Figure
1. The global distribution of river monitoring stations with
sensors suitable for developing metabolism estimates and carbon
emissions has a strong spatial bias . Examples of the most dense
nationwide networks are: (a) StreamPULSE sites in the continental USA;
(b) Spanish Environmental Department Water Quality Automatic Information
System (SAICA); (c) a catchment-scale monitoring network in the
Connecticut River, NE USA (Hosen et al., 2021)
In this review, we evaluate the potential for using sensor data and
machine-learning to advance river carbon cycle processes and emission
management, both responsively to stressor events and proactively to
enhance the management of both water resource security and downstream
river system services.

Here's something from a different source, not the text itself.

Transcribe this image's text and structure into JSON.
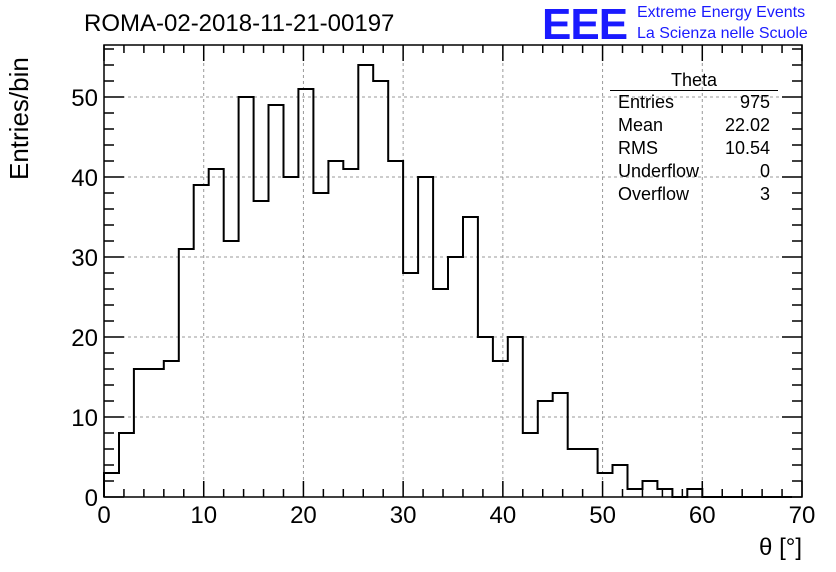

Taking into consideration the key drivers of
river carbon processes and emissions, we demonstrate how recent
technological advances in the development and implementation of sensor
networks for river catchment management can be harnessed to improve
knowledge of aquatic processes. We examine how sensor and analytics
advances offer new opportunities to develop strategic monitoring
networks that can capture impacts resulting from a range of catchment
processes and human modifications. We illustrate the benefits of
incorporating emerging, affordable sensor technologies, and novel
robotic sensor deployment technologies, which allow for high-resolution
monitoring, and explain how a variety of water quality parameters can be
used to develop causal relationships between drivers and response
variables. We then assess the most promising analytical approaches and
methods for processing, modelling, and visualising high-resolution river
system data, demonstrating how novel applications of sensor networks
coupled with artificial intelligence (AI) solutions could be developed.